27 Novembro 2025
Em um cenário de escalada da violência no campo, iniciou hoje em Brasília (25), o Seminário Nacional “Povos e Comunidades Tradicionais Contra a Violência e a Impunidade”. O encontro busca estruturar a luta contra os conflitos por terra, a grilagem e a impunidade que assolam os territórios em todo o país.
A reportagem é de Cláudia Pereira, publicada por Articulação das Pastorais do Campo, e reproduzida por Cimi, 26-11-2025.
Aproximadamente 50 participantes de diversas regiões se reúnem no Centro Cultural de Brasília (CCB) sob o lema “Lutamos pela paz, justiça e soberania”. O seminário, que se estende até o dia 27, terá em sua programação reflexões, debates e a exigência de justiça pelos casos de violência. Na manhã de quarta-feira (26), a pauta será o diálogo com parlamentares, com a apresentação de dados sobre a intensificação da violência que atinge povos do campo, das florestas e das águas.
Mística e Grito de Resistência Marcam o Início
O primeiro dia do seminário começou no período da tarde, com um momento de acolhida e mística. Lideranças de todas as regiões do país exaltaram seus “gritos” e bandeiras de luta, partilhando expectativas e alegrias.
Um exemplo de conquista foi a Comunidade Tradicional Pesqueira e Vazanteira de Canabrava, no Norte de Minas Gerais, municípios de Buritizeiro e Ibiaí, que garantiu parte de suas terras com a outorga do Termo de Autorização de Uso Sustentável (TAUS).
A alegria pelo aprendizado e pela oportunidade de compartilhamento de experiências também foi manifestada por Isabel Francisca da Silva Dias, da Paraíba. Ela apresentou o algodão colorido ‘Rubi’, uma fonte de renda produzida em sua comunidade.
O início dos trabalhos foi marcado pela exibição de um vídeo que relembrou o encontro de 2024, resgatando a força da articulação dos povos. A tarde prosseguiu com trabalhos em grupo, onde os participantes puderam expor as situações de violência e os desafios enfrentados em seus respectivos territórios.
Desafios e expectativas da luta coletiva
Felipe Gabriel Mura, representante do território Mura em Autazes (AM), expressou sua expectativa com a participação no evento. Para ele, a diversidade dos povos reunidos fortalece a união na defesa da vida.

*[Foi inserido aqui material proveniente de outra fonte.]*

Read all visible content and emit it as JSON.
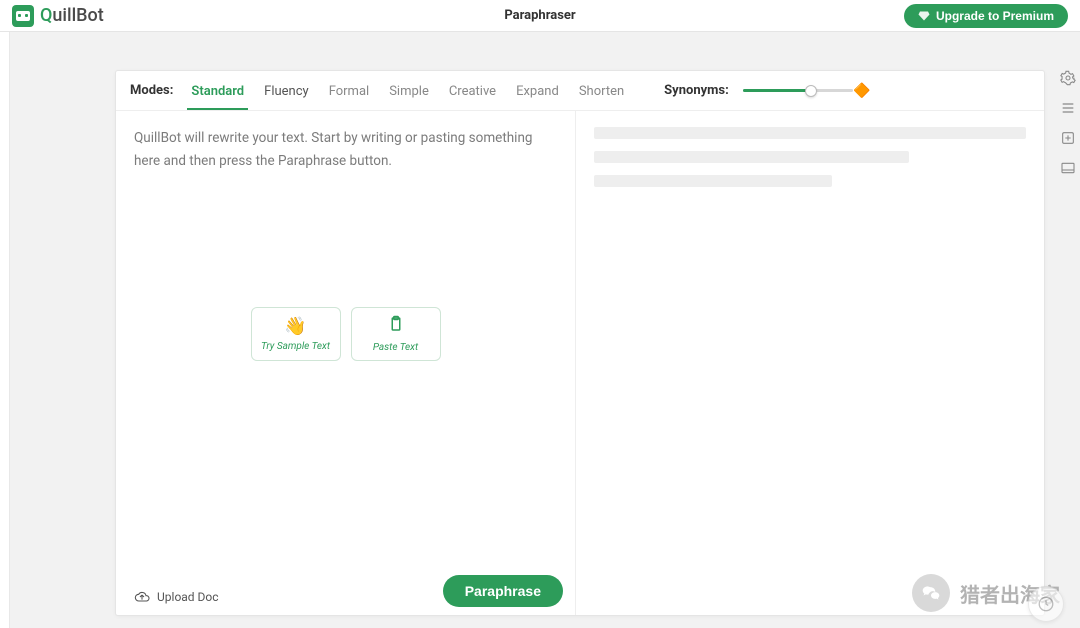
{
  "brand": {
    "name": "QuillBot"
  },
  "header": {
    "title": "Paraphraser",
    "upgrade_label": "Upgrade to Premium"
  },
  "modes": {
    "label": "Modes:",
    "items": [
      {
        "label": "Standard",
        "active": true
      },
      {
        "label": "Fluency"
      },
      {
        "label": "Formal"
      },
      {
        "label": "Simple"
      },
      {
        "label": "Creative"
      },
      {
        "label": "Expand"
      },
      {
        "label": "Shorten"
      }
    ]
  },
  "synonyms": {
    "label": "Synonyms:",
    "value_percent": 62
  },
  "editor": {
    "placeholder": "QuillBot will rewrite your text. Start by writing or pasting something here and then press the Paraphrase button.",
    "try_sample_label": "Try Sample Text",
    "paste_label": "Paste Text",
    "upload_label": "Upload Doc",
    "paraphrase_label": "Paraphrase"
  },
  "watermark": {
    "text": "猎者出海家"
  },
  "colors": {
    "accent": "#2d9c5a"
  }
}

“Todos aqui passam por diferentes enfrentamentos em seus territórios e são violências semelhantes. A exploração de potássio em minha região, por exemplo, alimenta o agronegócio e é uma de nossas principais preocupações”, disse Felipe.
Ele também enfatizou a importância do encontro no contexto da realização recente da COP30. “A troca de experiências no seminário traz esperança, reencontros e um espírito de cooperação, com a expectativa de que a mobilização coletiva leve a ações concretas. Muitas decisões significativas foram tomadas sem a real participação daqueles que vivem a realidade da luta”, concluiu Felipe.
Estrutura e motivação do encontro
O seminário é motivado por um grave quadro de violência crescente, caracterizado por disputas territoriais, especulação imobiliária, ataques armados e crimes socioambientais. O objetivo central é aprofundar a escuta das comunidades afetadas e, a partir dessas narrativas, estruturar caminhos de incidência política eficazes para denunciar as violações.
A violência enfrentada pelos povos e comunidades tradicionais no Brasil é frequentemente gerada por grandes empreendimentos, muitas vezes permitidos ou incentivados pelo Estado. As consequências são a falta de acesso à terra, a escassez de recursos, o uso indiscriminado de agrotóxicos, a violência policial e o tráfico de drogas. Entre as propostas discutidas no primeiro dia de encontro foi a necessidade de avançar nas políticas de reconhecimento e reabilitação territorial, e na reforma agrária.
O Seminário é organizado pela Campanha Contra a Violência no Campo, que congrega mais de 70 entidades da sociedade civil, movimentos populares e pastorais. A Articulação das Pastorais do Campo também é protagonista na organização, incluindo organismos de peso como a Comissão Pastoral da Terra (CPT), o Conselho Indigenista Missionário (Cimi), o Conselho Pastoral dos Pescadores e Pescadoras (CPP), a Pastoral da Juventude Rural (PJR), o Serviço Pastoral do Migrante (SPM) e a Cáritas Brasileira.